Diejenigen, die es sich leisten können, haben eine viel größere Auswahl als diejenigen, die sich ausschließlich auf den öffentlichen Gesundheitsdienst verlassen müssen.
Bei einer globalen Pandemie wie der Covid-Pandemie wird dies zu einem Problem. Private Gesundheitssysteme hätten große Mängel bei der Bewältigung solcher Krisen. Nur ein öffentliches Gesundheitssystem, das für alle zugänglich ist und von der öffentlichen Hand angemessen finanziert wird, kann dann weiterhelfen.
Es braucht nämlich ein weitgefächertes Netz an Strukturen und Personal. Nur durch eine starke Zusammenarbeit und Koordinierung lassen sich Engpässe im Falle globaler medizinischer Krisen vermeiden. Eine Pandemie kann nur durch die Bereitstellung der besten Fachkenntnisse und eine rationelle Verteilung der Patienten auf die verschiedenen Einrichtungen wie die Intensivbetten, besiegt werden.
Nur ein öffentliches System kann dies garantieren und in einem Notfall auch private Einrichtungen koordinieren und einbeziehen.
In Südtirol hat sich die Politik und die Gewerkschaft immer in diese Richtung bewegt. Allerdings waren einige Vorschläge der öffentlichen Hand der letzten Wochen nicht nachvollziehbar. Trotz anhaltender Infektionen durch Covid hat die Sanitätseinheit einen Kostenvoranschlag für 2022 eingebracht, der sogar eine Reduzierung des Personals zu Folge hätte. Ärzte sind bereits jetzt kaum zu finden und ein Aufnahmestopp hätte sicher negative Auswirkungen.
Auch dürfte in den nächsten Monaten und Jahren die Situation weiterhin angespannt bleiben.

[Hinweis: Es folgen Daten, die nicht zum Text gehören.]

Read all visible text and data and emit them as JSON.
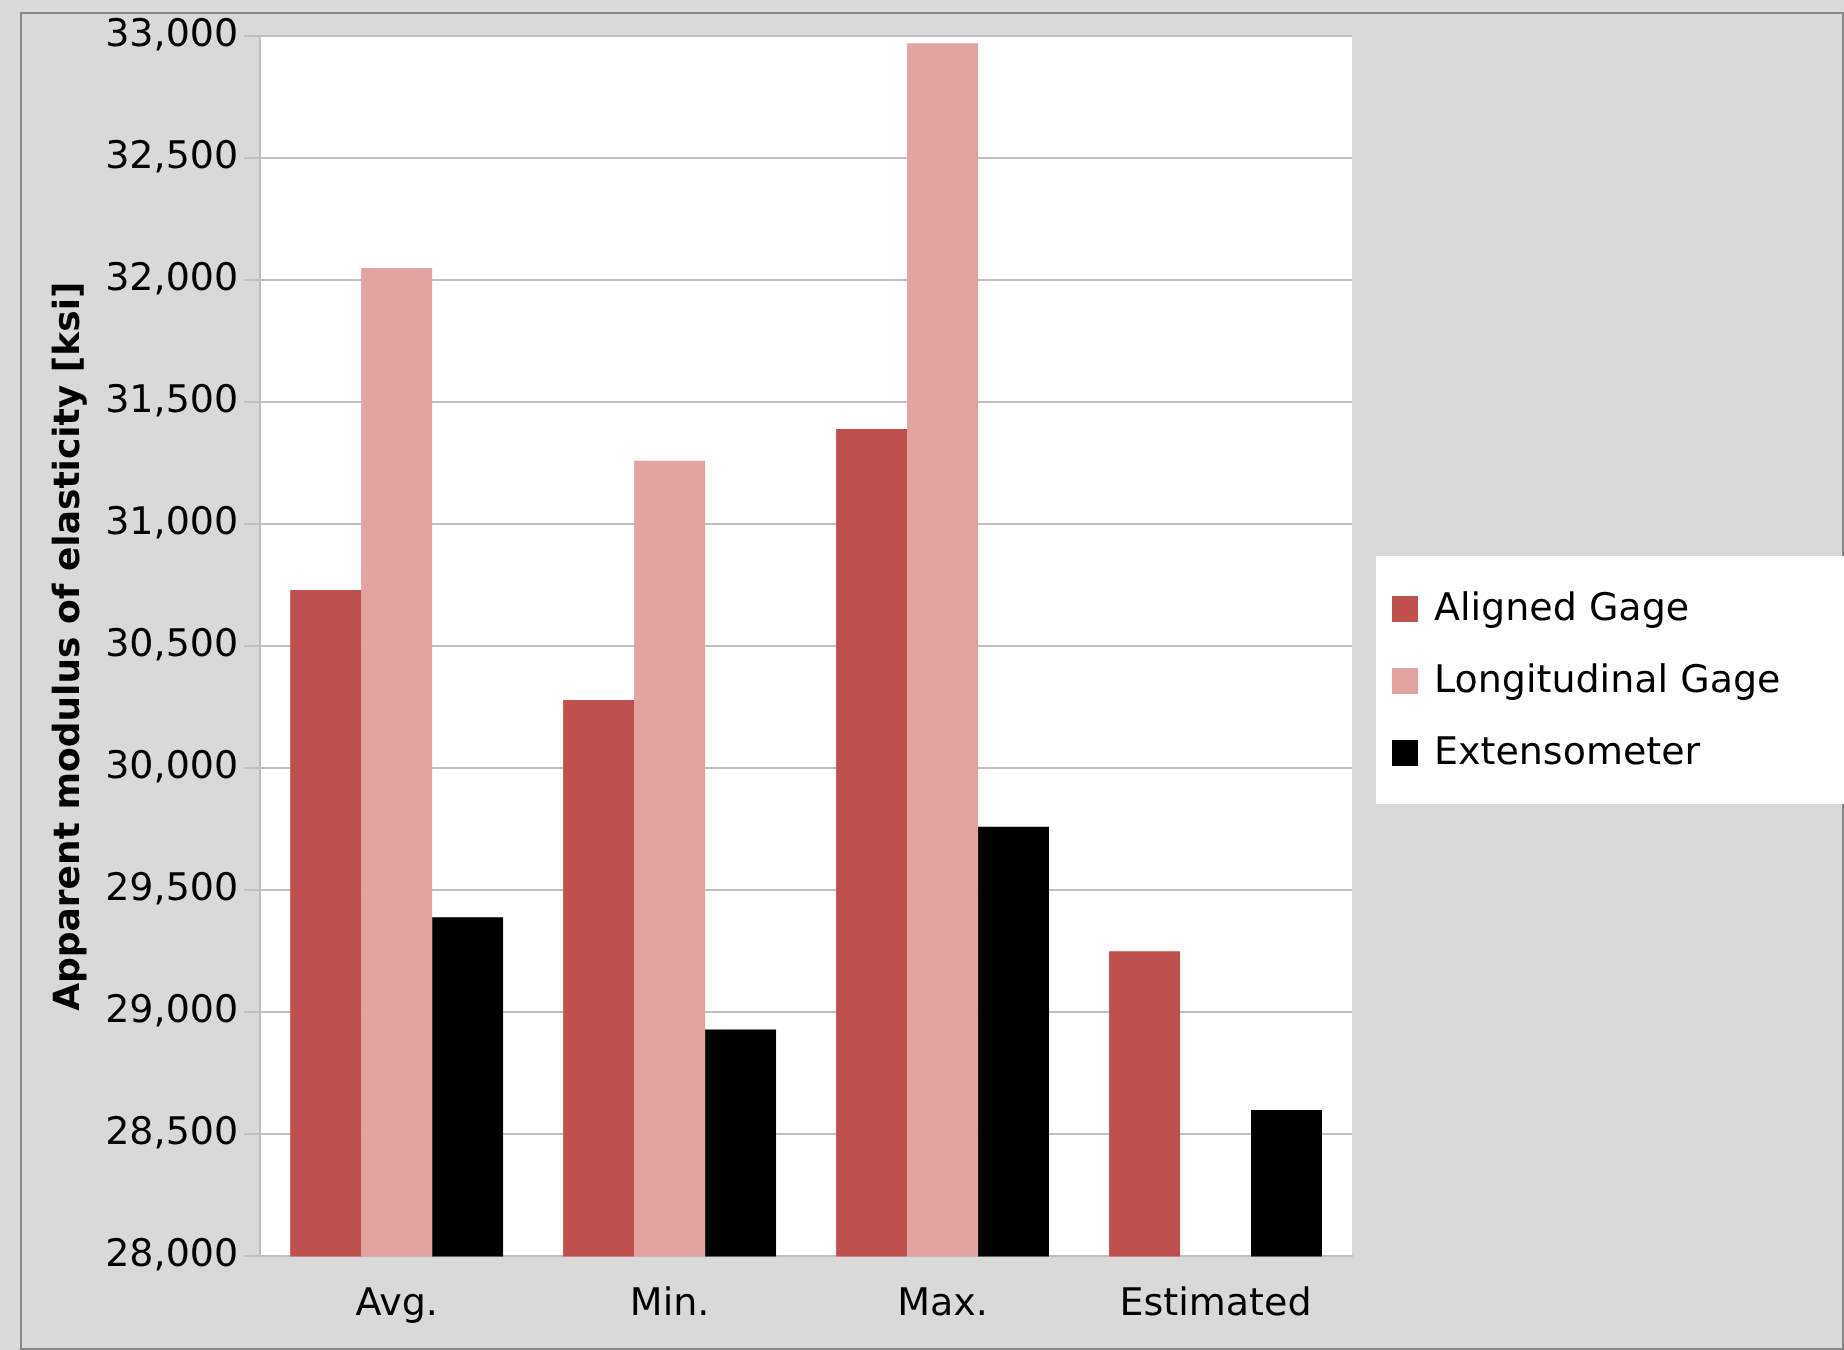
{
  "chart_data": {
    "type": "bar",
    "ylabel": "Apparent modulus of elasticity [ksi]",
    "categories": [
      "Avg.",
      "Min.",
      "Max.",
      "Estimated"
    ],
    "series": [
      {
        "name": "Aligned Gage",
        "color": "#c0504d",
        "values": [
          30730,
          30280,
          31390,
          29250
        ]
      },
      {
        "name": "Longitudinal Gage",
        "color": "#e3a3a1",
        "values": [
          32050,
          31260,
          32970,
          null
        ]
      },
      {
        "name": "Extensometer",
        "color": "#000000",
        "values": [
          29390,
          28930,
          29760,
          28600
        ]
      }
    ],
    "ylim": [
      28000,
      33000
    ],
    "yticks": [
      {
        "value": 28000,
        "label": "28,000"
      },
      {
        "value": 28500,
        "label": "28,500"
      },
      {
        "value": 29000,
        "label": "29,000"
      },
      {
        "value": 29500,
        "label": "29,500"
      },
      {
        "value": 30000,
        "label": "30,000"
      },
      {
        "value": 30500,
        "label": "30,500"
      },
      {
        "value": 31000,
        "label": "31,000"
      },
      {
        "value": 31500,
        "label": "31,500"
      },
      {
        "value": 32000,
        "label": "32,000"
      },
      {
        "value": 32500,
        "label": "32,500"
      },
      {
        "value": 33000,
        "label": "33,000"
      }
    ],
    "grid": "y",
    "legend": "right"
  }
}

Viele Leistungen wurden verschoben oder teilweise an Private ausgelagert. Dies darf kein Dauerzustand werden, sonst steht einer Privatisierung nichts mehr im Wege, außer die Brieftasche vieler Bürger, die es sich einfach nicht leisten können.

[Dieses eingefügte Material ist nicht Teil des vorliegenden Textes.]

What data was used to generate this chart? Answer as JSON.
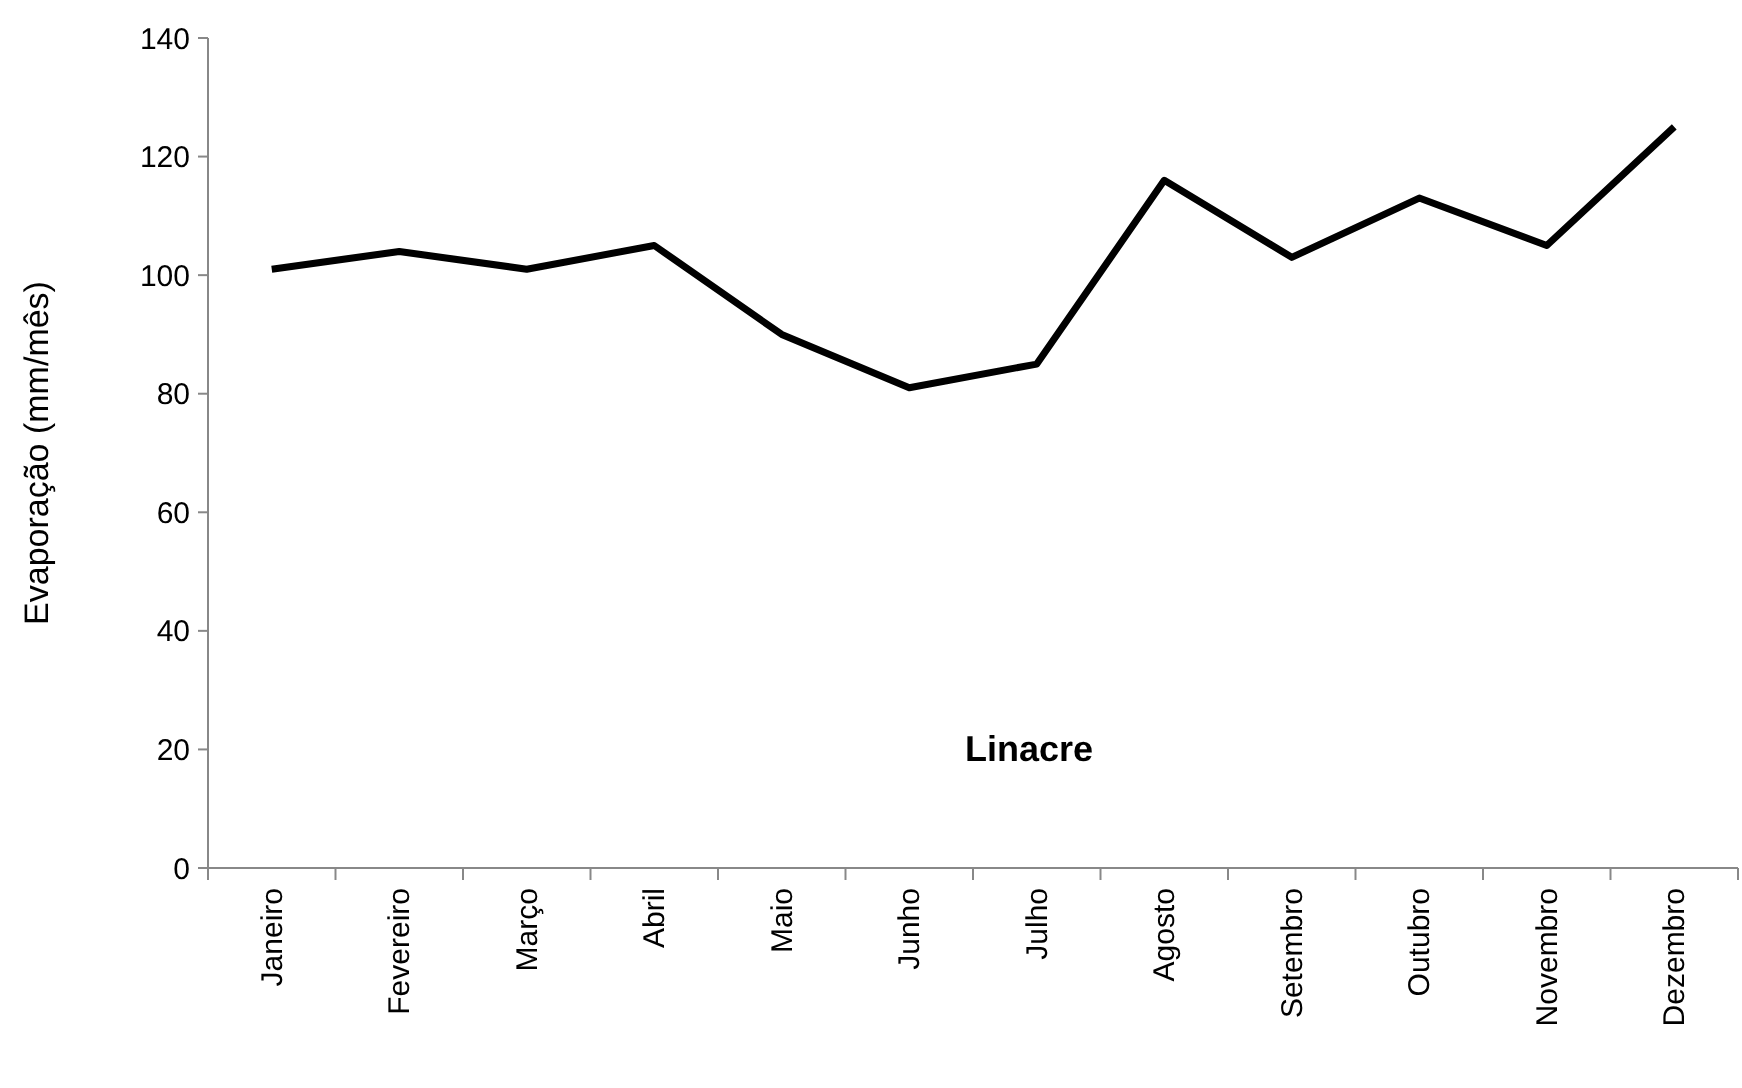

Auch muss man versuchen, die Ärzte nicht nur zu halten, sondern neue einzustellen. Der Ärztemangel ist kein kurzfristiges und auch kein lokales, sondern ein europäisches Problem. Daher sind mittelfristige strategische Entscheidungen notwendig, wenn man der Zweiklassenmedizin einen Riegel vorzuschieben will.

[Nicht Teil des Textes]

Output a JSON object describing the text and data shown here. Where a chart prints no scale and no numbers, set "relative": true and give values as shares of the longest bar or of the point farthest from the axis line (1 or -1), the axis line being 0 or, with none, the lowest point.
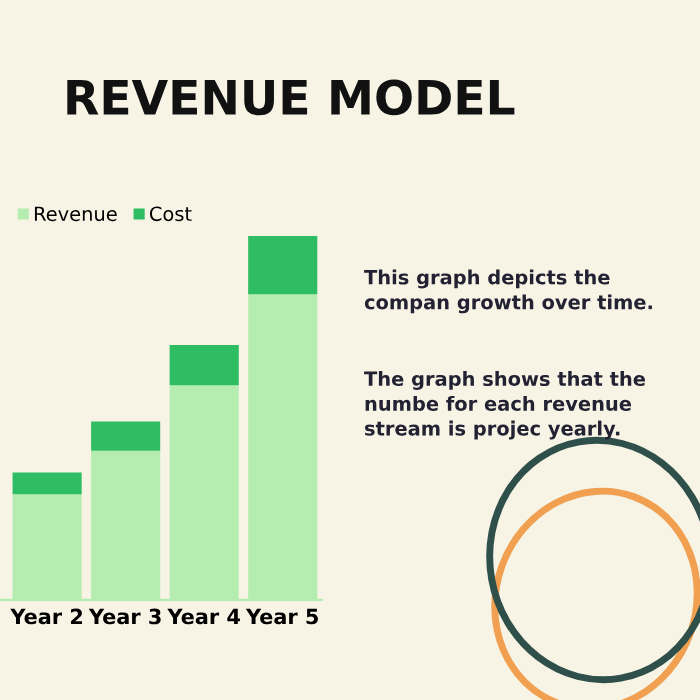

Der Landeshauptmann hat allerdings klar anklingen lassen, dass die notwendigen Mittel zur Verfügung gestellt werden und die Polemiken sind momentan verstummt. Trotzdem muss auch Südtirols Gesundheitswesen überdacht werden. Die Gelder aus dem Aufbaufonds PNRR kommen hier gerade recht.
Wir müssen diese Mittel nutzen, auch wenn dies nur unter Auflagen erfolgen kann. Zwar sind wir relativ gut aufgestellt, es ist aber trotzdem keine Schande bestimmte Erfahrungen anzuwenden, falls sie sich anderswo bewährt haben.
Das Thema ist die Dezentralisierung der Medizin, in denen die Krankenhäuser nur zur Pflege jener akuten Fälle dienen, die stationär behandelt werden müssen. Die Regierung stellt nun die Mittel für die Gemeinschaftshäuser (Case delle Comunità) zur Verfügung um neue Projekte zu implementieren. Hier gilt es Teillösungen zu vermeiden, die zwar auf medizinischem Gebiet Antworten geben, die sozialen Anliegen aber zu wenig berücksichtigen.
Diese Strukturen dürfen nicht zu Ambulanzen mit einem Team von Allgemeinmedizinern werden, mit der Anwesenheit von Fachärzten und wo die Integration mit dem Sozialen als Nebensache gilt. Es braucht in diesen Strukturen endlich die Zusammenarbeit zwischen dem sozialen Bereich und der Sanität, eventuell auch mit der Einbeziehung des tertiären Sektors in seinen verschiedenen Formen.
Wir müssen endlich die Logik überwinden, dass die Sozialdienste nur einen Teil der Bevölkerung betreffen und vorwiegend auch nur die Schwachen in unserer Gesellschaft, während die Sanität alle Bürger mitnimmt. Diese Strukturen sollten, hingegen, eine breit gefächerte Unterstützung und Hilfe sein und nicht nur eine Anlaufstelle für Kranke oder für Patienten.